From talking to Cloudera support people, I got an impression that they expect that all the Hadoop nodes, including data nodes, are on public network and the situation when Hadoop cluster is on private network and there are gateways for Hue, Cloudera Manager, ssh access, etc. is not supported. They immediately say that "multihomed" configuration is not officially supported. That sounds completely crazy. I would expect 99.9% of Hadoop clusters running on private networks with a few gateways. I think "multihomed" in the documentation means something else: like Hadoop nodes cannot communicate between themselves on different networks but it has nothing to do with gateways between Hadoop cluster and public network. Any comments?
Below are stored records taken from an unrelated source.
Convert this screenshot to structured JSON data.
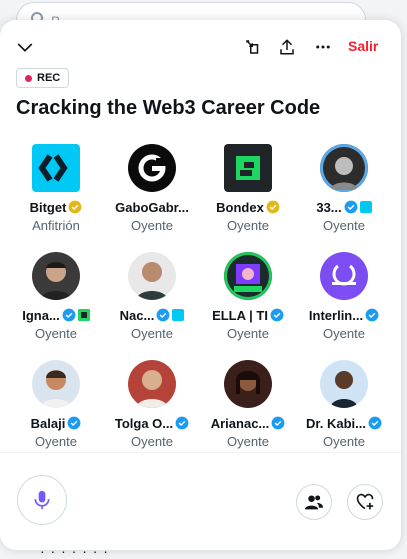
{
  "background": {
    "search_placeholder": "B",
    "bottom_text": "· · · · · · ·"
  },
  "header": {
    "exit_label": "Salir"
  },
  "space": {
    "rec_label": "REC",
    "title": "Cracking the Web3 Career Code"
  },
  "participants": [
    {
      "name": "Bitget",
      "role": "Anfitrión",
      "badge": "gold"
    },
    {
      "name": "GaboGabr...",
      "role": "Oyente",
      "badge": "none"
    },
    {
      "name": "Bondex",
      "role": "Oyente",
      "badge": "gold"
    },
    {
      "name": "33...",
      "role": "Oyente",
      "badge": "blue"
    },
    {
      "name": "Igna...",
      "role": "Oyente",
      "badge": "blue"
    },
    {
      "name": "Nac...",
      "role": "Oyente",
      "badge": "blue"
    },
    {
      "name": "ELLA | TI",
      "role": "Oyente",
      "badge": "blue"
    },
    {
      "name": "Interlin...",
      "role": "Oyente",
      "badge": "blue"
    },
    {
      "name": "Balaji",
      "role": "Oyente",
      "badge": "blue"
    },
    {
      "name": "Tolga O...",
      "role": "Oyente",
      "badge": "blue"
    },
    {
      "name": "Arianac...",
      "role": "Oyente",
      "badge": "blue"
    },
    {
      "name": "Dr. Kabi...",
      "role": "Oyente",
      "badge": "blue"
    }
  ],
  "colors": {
    "exit": "#f4212e",
    "verified_blue": "#1d9bf0",
    "verified_gold": "#e2b719",
    "mic": "#7856ff"
  }
}
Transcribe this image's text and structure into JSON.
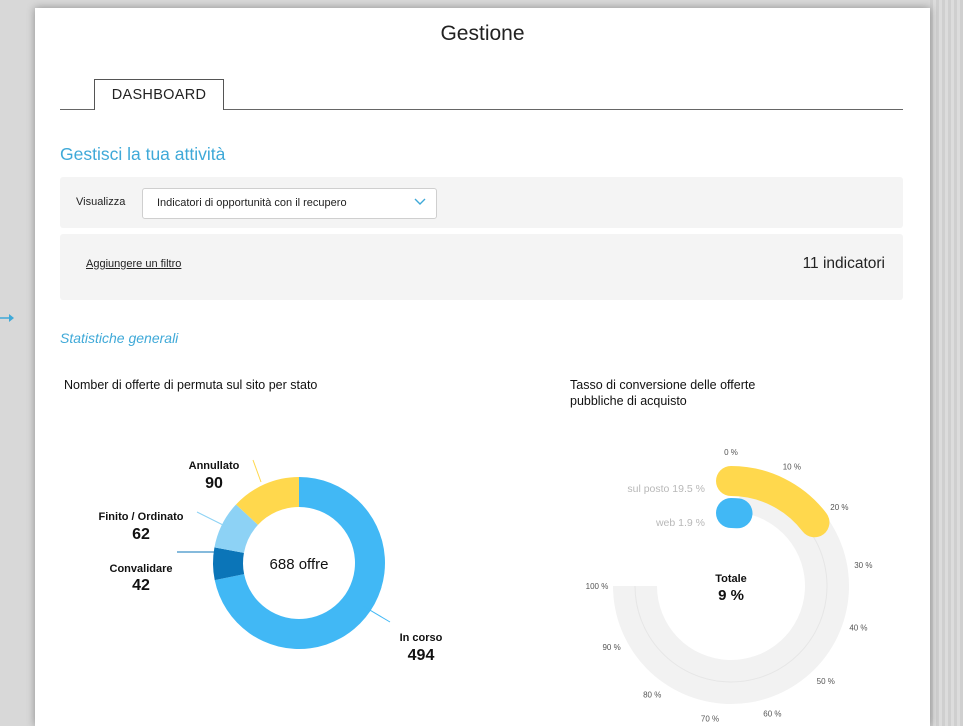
{
  "header": {
    "title": "Gestione"
  },
  "tabs": [
    {
      "label": "DASHBOARD",
      "active": true
    }
  ],
  "section": {
    "title": "Gestisci la tua attività"
  },
  "view": {
    "label": "Visualizza",
    "selected": "Indicatori di opportunità con il recupero"
  },
  "filter": {
    "add_label": "Aggiungere un filtro",
    "count_label": "11 indicatori"
  },
  "stats": {
    "title": "Statistiche generali"
  },
  "colors": {
    "accent": "#3fa9d8",
    "in_corso": "#41b8f5",
    "convalidare": "#0b75b8",
    "finito": "#8dd2f5",
    "annullato": "#ffd84d",
    "track": "#f2f2f2"
  },
  "chart1": {
    "title": "Nomber di offerte di permuta sul sito per stato",
    "center_label": "688 offre"
  },
  "chart2": {
    "title": "Tasso di conversione delle offerte pubbliche di acquisto",
    "center_title": "Totale",
    "center_value": "9 %"
  },
  "chart_data": [
    {
      "type": "pie",
      "title": "Nomber di offerte di permuta sul sito per stato",
      "total_label": "688 offre",
      "slices": [
        {
          "label": "In corso",
          "value": 494
        },
        {
          "label": "Convalidare",
          "value": 42
        },
        {
          "label": "Finito / Ordinato",
          "value": 62
        },
        {
          "label": "Annullato",
          "value": 90
        }
      ]
    },
    {
      "type": "radial-bar",
      "title": "Tasso di conversione delle offerte pubbliche di acquisto",
      "axis_ticks": [
        "0 %",
        "10 %",
        "20 %",
        "30 %",
        "40 %",
        "50 %",
        "60 %",
        "70 %",
        "80 %",
        "90 %",
        "100 %"
      ],
      "axis_range": [
        0,
        100
      ],
      "series": [
        {
          "name": "sul posto",
          "value": 19.5,
          "label": "sul posto 19.5 %"
        },
        {
          "name": "web",
          "value": 1.9,
          "label": "web 1.9 %"
        }
      ],
      "total": {
        "label": "Totale",
        "value": "9 %"
      }
    }
  ]
}
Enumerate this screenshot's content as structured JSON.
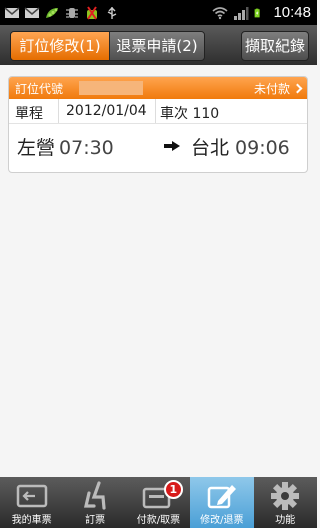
{
  "status_bar": {
    "time": "10:48",
    "icons": [
      "mail-icon",
      "mail-icon",
      "pea-pod-icon",
      "usb-debug-icon",
      "android-blocked-icon",
      "usb-icon",
      "wifi-icon",
      "signal-icon",
      "battery-icon"
    ]
  },
  "tabs": [
    {
      "label": "訂位修改(1)",
      "active": true
    },
    {
      "label": "退票申請(2)",
      "active": false
    }
  ],
  "fetch_button": {
    "label": "擷取紀錄"
  },
  "booking": {
    "code_label": "訂位代號",
    "status": "未付款",
    "trip_type": "單程",
    "date": "2012/01/04",
    "train": "車次 110",
    "from_station": "左營",
    "from_time": "07:30",
    "to_station": "台北",
    "to_time": "09:06"
  },
  "bottom_nav": [
    {
      "label": "我的車票",
      "icon": "my-ticket-icon",
      "active": false
    },
    {
      "label": "訂票",
      "icon": "seat-icon",
      "active": false
    },
    {
      "label": "付款/取票",
      "icon": "payment-icon",
      "active": false,
      "badge": "1"
    },
    {
      "label": "修改/退票",
      "icon": "edit-icon",
      "active": true
    },
    {
      "label": "功能",
      "icon": "gear-icon",
      "active": false
    }
  ],
  "colors": {
    "accent_orange": "#f07a0c",
    "active_blue": "#4a9fd6",
    "badge_red": "#d71919"
  }
}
That raises another question. To fully enable TLS inside Hadoop (up to level 3) requires certificates and Cloudera recommends against using self-signed certificates. But can one get an officially signed certificate for a node that is not on public network, not in DNS? Or level 3 is an overkill for Hadoop running on a private network and it is enough to do level 1? Is level 1 sufficient to configure Kerberos? Documentation says that configuring TLS is a prerequisite for Kerberos.
But would not you want Hadoop nodes to communicate on a faster more expensive network than your enterprise network?
I my case, nodes communicate on 10G network but the enterprise network is 1G.
What if I pretend that there is only 10G internal network and use something external to Hadoop, like firewall, to forward traffic from CM machine external interface on port 7180 to the internal interface so that I do not have to deal inside Hadoop with multiple networks? Might that work?
If I do have to generate a single certificate for two interfaces using keytool, what's the exact syntax?
Is it something like:
keytool -genkeypair -keystore myhost.keystore -keyalg RSA -alias myhost -dname "CN=myhost.mydomain O=Hadoop" -storepass <pass> -keypass <pass> -ext SAN=myhost2.mydomain2
When I tried to use the above command I got:
keytool error: java.lang.Exception: Key pair not generated, alias <myhost> already exists
the same as
One can either use alias or -ext SAN but not both?
Should it be given in plain text in the header of pem file before "BEGIN CERTIFICATE" or is it actually encoded in the certificate gibberish?
I do not see it in the header. There is original hostname and alias but no alternative host name.